Un an après que le gouvernement américain ait laissé couler la banque d'investissement Lehman Brothers mais soit intervenu peu après en faveur d'AIG, et après que beaucoup d'autres gouvernements partout dans le monde aient sauvé un grand nombre d'autres banques, une question essentielle reste sans réponse : quand et comment les autorités doivent-elles aider les institutions financières ?

 On s'attend maintenant à ce que l'Etat vienne au secours de celles jugées «trop grande pour couler». Mais jusqu'à quel point doit-il intervenir ? Contrairement à ce qui s'est passé lors de la récente vague de plans de sauvetage, les prochains ne devraient concerner que les créanciers des institutions secourues et le filet de sécurité de l'Etat ne devrait plus s'étendre aux détenteurs d'obligations de ces institutions.

 Dans le passé, les détenteurs d'obligations bénéficiaient fréquemment de l'injection d'argent par l'Etat, les plans de sauvetage protégeant tous ceux qui avaient contribué au capital - à l'exception des actionnaires, censés subir des pertes ou parfois totalement ignorés.
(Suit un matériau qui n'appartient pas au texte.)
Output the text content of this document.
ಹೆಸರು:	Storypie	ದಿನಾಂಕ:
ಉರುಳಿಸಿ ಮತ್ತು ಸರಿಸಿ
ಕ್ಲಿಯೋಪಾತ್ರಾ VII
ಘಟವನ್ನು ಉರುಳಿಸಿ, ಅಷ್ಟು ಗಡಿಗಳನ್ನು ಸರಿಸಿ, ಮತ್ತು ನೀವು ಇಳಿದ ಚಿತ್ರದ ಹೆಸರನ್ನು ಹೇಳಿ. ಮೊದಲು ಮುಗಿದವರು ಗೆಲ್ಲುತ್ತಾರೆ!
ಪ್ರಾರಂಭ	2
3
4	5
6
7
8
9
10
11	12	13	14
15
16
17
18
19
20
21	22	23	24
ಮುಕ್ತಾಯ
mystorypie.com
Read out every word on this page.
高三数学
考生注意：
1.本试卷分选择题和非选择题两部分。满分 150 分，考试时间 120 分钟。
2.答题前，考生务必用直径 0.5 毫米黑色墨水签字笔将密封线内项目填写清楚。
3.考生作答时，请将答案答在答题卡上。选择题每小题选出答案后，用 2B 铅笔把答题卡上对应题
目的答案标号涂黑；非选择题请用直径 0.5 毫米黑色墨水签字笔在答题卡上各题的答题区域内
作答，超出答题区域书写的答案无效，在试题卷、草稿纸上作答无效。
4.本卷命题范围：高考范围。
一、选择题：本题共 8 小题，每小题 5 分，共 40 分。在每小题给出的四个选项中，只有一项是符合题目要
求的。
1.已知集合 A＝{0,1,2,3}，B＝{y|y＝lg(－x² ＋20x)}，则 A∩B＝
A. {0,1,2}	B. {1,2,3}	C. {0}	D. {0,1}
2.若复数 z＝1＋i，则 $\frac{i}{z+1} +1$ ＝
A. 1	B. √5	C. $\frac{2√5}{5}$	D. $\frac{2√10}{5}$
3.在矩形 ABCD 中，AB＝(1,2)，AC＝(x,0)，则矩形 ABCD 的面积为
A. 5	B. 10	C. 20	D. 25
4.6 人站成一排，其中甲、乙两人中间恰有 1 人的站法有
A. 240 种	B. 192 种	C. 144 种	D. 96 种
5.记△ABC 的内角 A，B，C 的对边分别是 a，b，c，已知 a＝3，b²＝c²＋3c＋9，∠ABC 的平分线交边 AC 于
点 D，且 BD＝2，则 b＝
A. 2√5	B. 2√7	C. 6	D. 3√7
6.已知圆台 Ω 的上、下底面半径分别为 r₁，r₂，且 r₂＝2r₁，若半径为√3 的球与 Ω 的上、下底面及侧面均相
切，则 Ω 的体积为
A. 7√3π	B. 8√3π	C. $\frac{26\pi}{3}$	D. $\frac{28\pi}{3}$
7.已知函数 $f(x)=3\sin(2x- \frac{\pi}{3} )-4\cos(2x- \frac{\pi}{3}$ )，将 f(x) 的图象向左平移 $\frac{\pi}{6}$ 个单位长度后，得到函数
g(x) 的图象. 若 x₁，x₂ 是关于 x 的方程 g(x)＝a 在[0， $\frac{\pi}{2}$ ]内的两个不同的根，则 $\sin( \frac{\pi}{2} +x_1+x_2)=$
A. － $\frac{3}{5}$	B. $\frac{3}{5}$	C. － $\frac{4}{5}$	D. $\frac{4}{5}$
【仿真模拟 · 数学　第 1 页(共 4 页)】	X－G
 Ainsi les détenteurs d'obligation d'AIG, de la Bank of America, du Citigroup et de Fannie Mae ont été totalement couverts grâce à l'intervention de l'Etat en faveur de ces institutions, alors que leurs actionnaires ont subi des pertes importantes. Cela a été la même chose au Royaume-Uni, en Europe et ailleurs. Les détenteurs d'obligations ont été épargnés parce que l'Etat a souvent décidé d'injecter des liquidités en échange d'actions ordinaires ou privilégiées subordonnées aux créances des détenteurs d'obligations ou encore d'améliorer leur bilan en rachetant ou en garantissant la valeur de leurs actifs.

 Deux éléments poussent un Etat à sauver une institution financière et à protéger ses créanciers. D'une part les déposants et les créanciers étant libres de retirer leur capital à tout moment, le parapluie de l'Etat peut s'avérer nécessaire pour éviter une panique bancaire susceptible de s'étendre aux autres institutions. D'autre part, la majorité des petits créanciers sont mal adaptés au système car ils n'ont pas la compétence voulue pour suivre la situation des institutions financières avec lesquelles ils traitent. Aussi, l'Etat aurait-il peut-être intérêt à garantir implicitement ou explicitement leurs créances.
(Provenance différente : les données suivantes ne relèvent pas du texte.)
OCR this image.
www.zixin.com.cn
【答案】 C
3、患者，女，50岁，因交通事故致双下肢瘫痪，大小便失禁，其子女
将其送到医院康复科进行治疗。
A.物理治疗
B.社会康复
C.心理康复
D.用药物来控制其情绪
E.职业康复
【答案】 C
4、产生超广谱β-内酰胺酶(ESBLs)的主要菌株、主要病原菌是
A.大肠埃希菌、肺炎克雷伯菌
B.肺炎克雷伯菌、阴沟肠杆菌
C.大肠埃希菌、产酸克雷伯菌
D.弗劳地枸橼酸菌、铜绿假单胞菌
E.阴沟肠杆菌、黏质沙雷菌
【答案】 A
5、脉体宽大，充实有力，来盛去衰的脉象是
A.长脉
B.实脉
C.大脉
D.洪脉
 Si ces considérations justifient de protéger à 100% les déposants et les autres créanciers d'une institution financière secourue par l'Etat, elles ne justifient pas l'extension de cette protection aux détenteurs d'obligations. Ces derniers, contrairement aux déposants, ne peuvent retirer leur capital quand bon leur semble. Ils reçoivent la somme qui leur est due à une date fixée contactuellement, parfois éloignée de plusieurs années. Ils ne peuvent donc pas se précipiter pour retirer leur mise quand une firme financière semble en difficulté et déclencher un rush identique auprès d'autres firmes.
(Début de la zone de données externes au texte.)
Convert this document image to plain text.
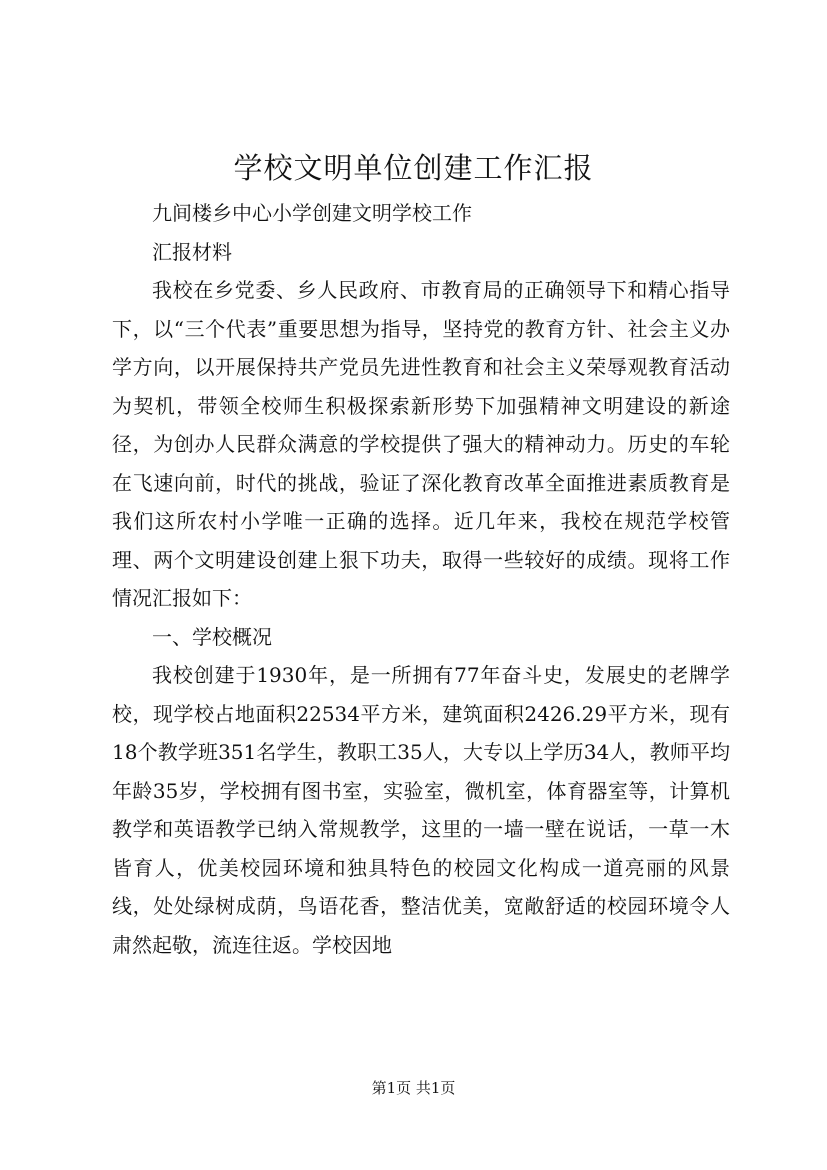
学校文明单位创建工作汇报

九间楼乡中心小学创建文明学校工作

汇报材料

我校在乡党委、乡人民政府、市教育局的正确领导下和精心指导下，以“三个代表”重要思想为指导，坚持党的教育方针、社会主义办学方向，以开展保持共产党员先进性教育和社会主义荣辱观教育活动为契机，带领全校师生积极探索新形势下加强精神文明建设的新途径，为创办人民群众满意的学校提供了强大的精神动力。历史的车轮在飞速向前，时代的挑战，验证了深化教育改革全面推进素质教育是我们这所农村小学唯一正确的选择。近几年来，我校在规范学校管理、两个文明建设创建上狠下功夫，取得一些较好的成绩。现将工作情况汇报如下：

一、学校概况

我校创建于1930年，是一所拥有77年奋斗史，发展史的老牌学校，现学校占地面积22534平方米，建筑面积2426.29平方米，现有18个教学班351名学生，教职工35人，大专以上学历34人，教师平均年龄35岁，学校拥有图书室，实验室，微机室，体育器室等，计算机教学和英语教学已纳入常规教学，这里的一墙一壁在说话，一草一木皆育人，优美校园环境和独具特色的校园文化构成一道亮丽的风景线，处处绿树成荫，鸟语花香，整洁优美，宽敞舒适的校园环境令人肃然起敬，流连往返。学校因地

第1页 共1页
 Par ailleurs, lorsqu'ils confient leur capital à une firme financière, ils espèrent généralement que les termes du contrat reflètent les risques qu'ils prennent. Ce dédommagement pourrait être un facteur de discipline pour les marchés : quand les sociétés financières prennent davantage de risques, elles s'attendent à devoir verser des taux d'intérêt plus élevés ou à signer des conditions contractuelles plus contraignantes en ce qui les concerne.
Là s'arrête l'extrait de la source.